Councillors this week signed off on allowing group debt for the council and its companies to be raised as high as $1.2 billion, if needed, but not before debate about the "value" of council spending.

Moving the debt ceiling - up by $225 million - was needed to finance work already approved by the council, Dunedin Mayor Aaron Hawkins said.

Benefits from the council’s capital programme would last for decades and it was equitable for the cost of servicing the debt to be paid over decades, he said.

Almost two-thirds of the council’s $1.5 billion 10-year capital programme was to renew ageing infrastructure.

Group debt, including company debt, was forecast to be about $1.15 billion by July 2024, which would have breached the previous cap.

Cr Lee Vandervis said the council should not have earlier approved some of its spending.

"When you look at the debt graph that we are now about to tick off, it is the steepest, most massive increase in our history — and we’re not even building anything with it.

"We’re getting nothing for this debt.

"We are funding pet projects for which there is no real value.

"We have failed to look at our council companies and take control of them."

Cr Vandervis said repaying the debt at a $1 a minute would take close to 2000 years.

Cr Mike Lord said spending a councillor disagreed with was not the same thing as spending of no value. The council had to invest in a huge number of assets and rebuild roads, he said.

"You can’t say those things are valued at nothing."

Spending needed by council company Aurora Energy to make its network safer and more reliable and by the council to improve infrastructure were identified as the main drivers of a forecast increase in group debt.

The council’s spending had already been approved, but council borrowing arrangements require uncalled share capital from its companies to be greater than group debt.

Cr Sophie Barker said raising the ceiling enabled approved capital expenditure to happen.

Cr Chris Staynes said angst about rising debt should be offset by remembering to account for inflation.

Cr Jim O’Malley said the city had a strong asset base.

Cr Andrew Whiley said lifting the ceiling created room and it was "not about spending all the money".

Crs Vandervis, Carmen Houlahan and Jules Radich voted against raising the debt ceiling.

They also voted earlier this year against adopting the council’s 10-year plan that pushed up projected debt.

Cr Houlahan had voted for approving the plan, but against adopting it.

Comments

Quite happy to borrow for necessary works but the amount of friverlous spending on nonsense needs to be voted out

The problem with DCC is that it run and managed by inexperienced amateurs.
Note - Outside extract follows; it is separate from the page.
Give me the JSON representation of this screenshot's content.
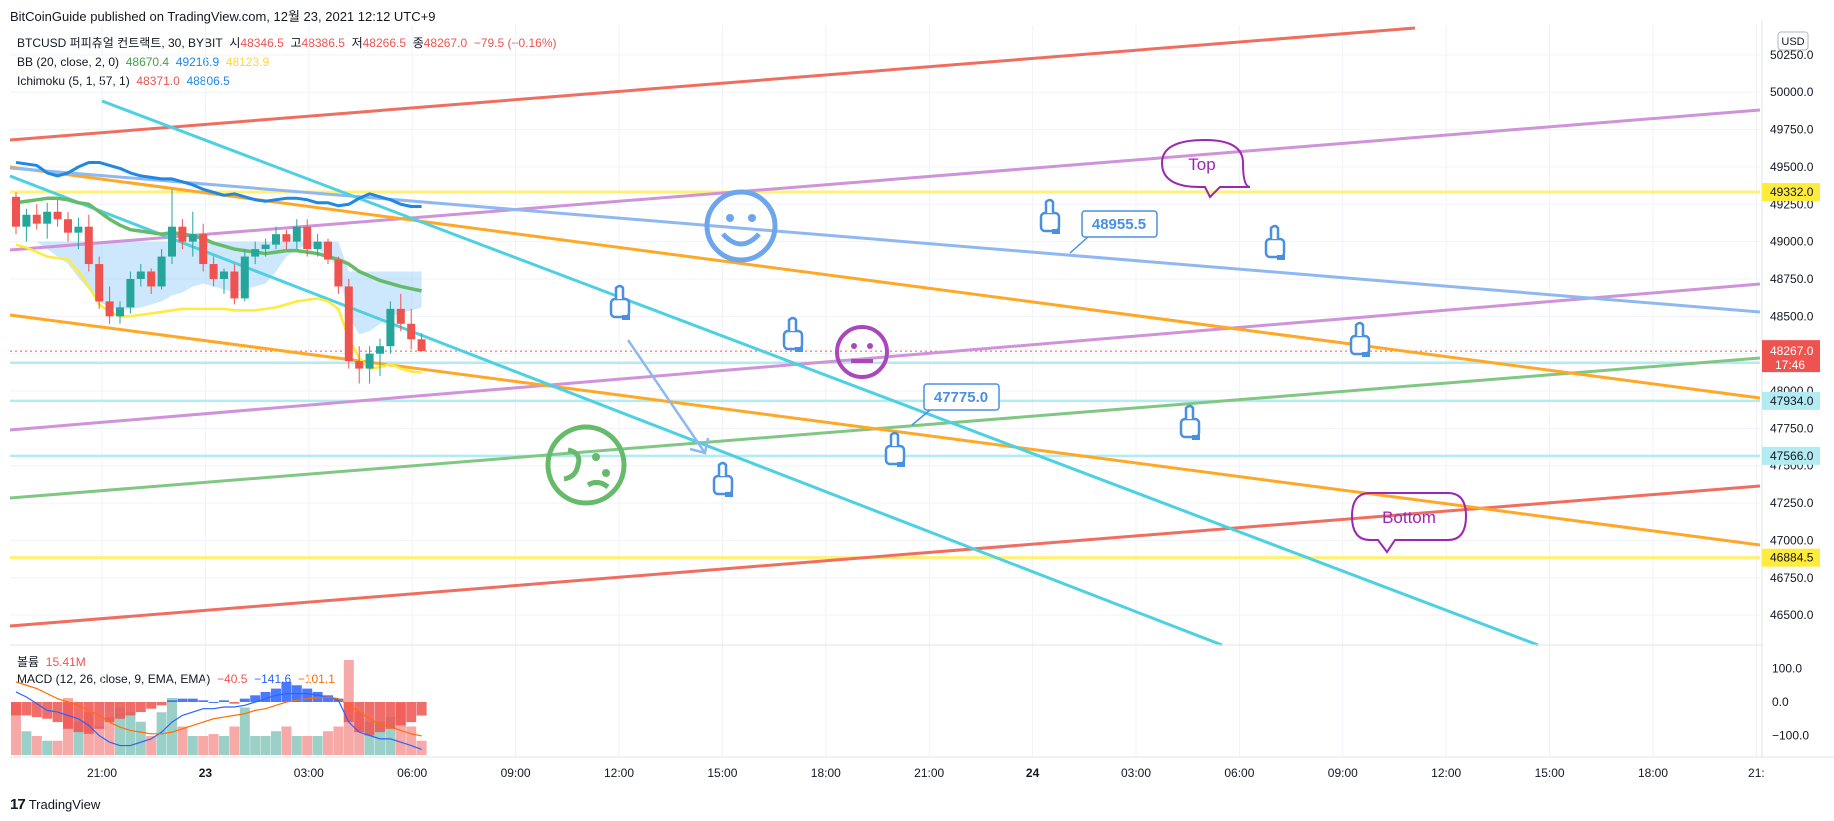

People whose vision goes no further than painting dots on the road, or buying subjective art work. DCC is a billion dollar business but run by people who I wouldn’t trust to manage my kids piggy bank.

Aurora Energy has been paying DCC dividends and not reinvesting profits into maintaining the company. Now DCC is going to borrow money and pay interest to bail Aurora out. It seems to me that both DCC and Aurora need to do some Busines 101 training because they do not appear to understand the basic concepts of financial management. Never mind though we can always increase rates and paint some feel good dots on the road or a pretty rainbow crossing!! What a joke!!!

This exactly. And as interest rates are on a rising curve the DCC should really be trying to reduce debt at every opportunity.